Elena Ferrante alla conquista di Netflix con ‘La vita bugiarda degli adulti’

Dopo il successo mondiale de ‘L’amica geniale’, le pagine di Elena Ferrante (ri)prendono vita sul piccolo schermo nella serie tratta dal suo omonimo romanzo ‘La vita bugiarda degli adulti’ (edizioni E/O), dal 4 gennaio su Netflix e prodotta da Fandango.

 Dopo il successo mondiale de ‘L’amica geniale’, le pagine di Elena Ferrante (ri)prendono vita sul piccolo schermo nella serie tratta dal suo omonimo romanzo ‘La vita bugiarda degli adulti’ (edizioni E/O), dal 4 gennaio su Netflix e prodotta da Fandango. La misteriosa scrittrice ha curato l’adattamento televisivo dei sei episodi insieme agli sceneggiatori Francesco Piccolo, Laura Paolucci e al regista Edoardo De Angelis.

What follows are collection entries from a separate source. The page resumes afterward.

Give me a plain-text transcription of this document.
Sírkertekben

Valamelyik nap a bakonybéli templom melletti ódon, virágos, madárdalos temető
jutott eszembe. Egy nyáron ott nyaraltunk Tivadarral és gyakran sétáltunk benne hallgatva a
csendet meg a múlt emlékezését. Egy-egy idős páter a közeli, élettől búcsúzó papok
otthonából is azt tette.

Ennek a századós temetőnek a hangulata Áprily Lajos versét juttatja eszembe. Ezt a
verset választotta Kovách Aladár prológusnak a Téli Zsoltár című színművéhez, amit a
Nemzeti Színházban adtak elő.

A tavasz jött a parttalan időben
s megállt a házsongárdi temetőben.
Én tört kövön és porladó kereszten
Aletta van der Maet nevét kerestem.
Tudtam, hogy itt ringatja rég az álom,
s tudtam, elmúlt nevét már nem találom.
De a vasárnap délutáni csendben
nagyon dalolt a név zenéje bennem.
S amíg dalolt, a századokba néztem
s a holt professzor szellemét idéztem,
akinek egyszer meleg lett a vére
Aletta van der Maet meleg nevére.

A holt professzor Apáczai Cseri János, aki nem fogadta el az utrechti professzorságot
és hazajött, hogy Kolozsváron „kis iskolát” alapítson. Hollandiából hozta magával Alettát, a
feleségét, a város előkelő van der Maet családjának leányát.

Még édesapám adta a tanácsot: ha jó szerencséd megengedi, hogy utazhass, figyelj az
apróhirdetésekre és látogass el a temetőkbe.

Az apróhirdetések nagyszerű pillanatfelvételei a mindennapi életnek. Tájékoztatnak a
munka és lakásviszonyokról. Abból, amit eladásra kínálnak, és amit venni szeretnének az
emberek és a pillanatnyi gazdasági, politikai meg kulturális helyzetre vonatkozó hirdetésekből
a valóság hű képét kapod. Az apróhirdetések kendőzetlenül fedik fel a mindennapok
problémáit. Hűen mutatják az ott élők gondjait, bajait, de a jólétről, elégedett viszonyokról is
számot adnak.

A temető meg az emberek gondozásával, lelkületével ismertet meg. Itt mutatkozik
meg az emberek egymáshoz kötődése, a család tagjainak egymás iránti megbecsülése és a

La serie segue il passaggio dall’infanzia all’adolescenza della protagonista Giovanna (Giordana Marengo) in una Napoli degli Anni 90 divisa in due: il Vomero, che rappresenta la borghesia, e il Pascone, la classe proletaria. La ricerca di un nuovo volto, dopo quello felice dell’infanzia, oscilla tra due Napoli consanguinee che però si temono e si detestano: la Napoli di sopra, che s’è attribuita una maschera fine, e quella di sotto, che si finge smodata, triviale.

“Credo che Napoli sia uno dei luoghi dove più si nota la differenza sociale ma anche quello in cui più sono in contatto. Sono due Napoli diverse da raccontare, anche il dialetto è diverso, da un lato quello della borghesia e dall’altro quello popolare“, ha detto Piccolo. Giovanna oscilla tra alto e basso, ora precipitando ora inerpicandosi, disorientata dal fatto che, su o giù, la città pare senza risposta e senza scampo. Ad affiancarla in questo percorso, i genitori interpretati da Alessandro Preziosi e Pina Turco e dalla carismatica zia Vittoria (interpretata da una strepitosa Valeria Golino).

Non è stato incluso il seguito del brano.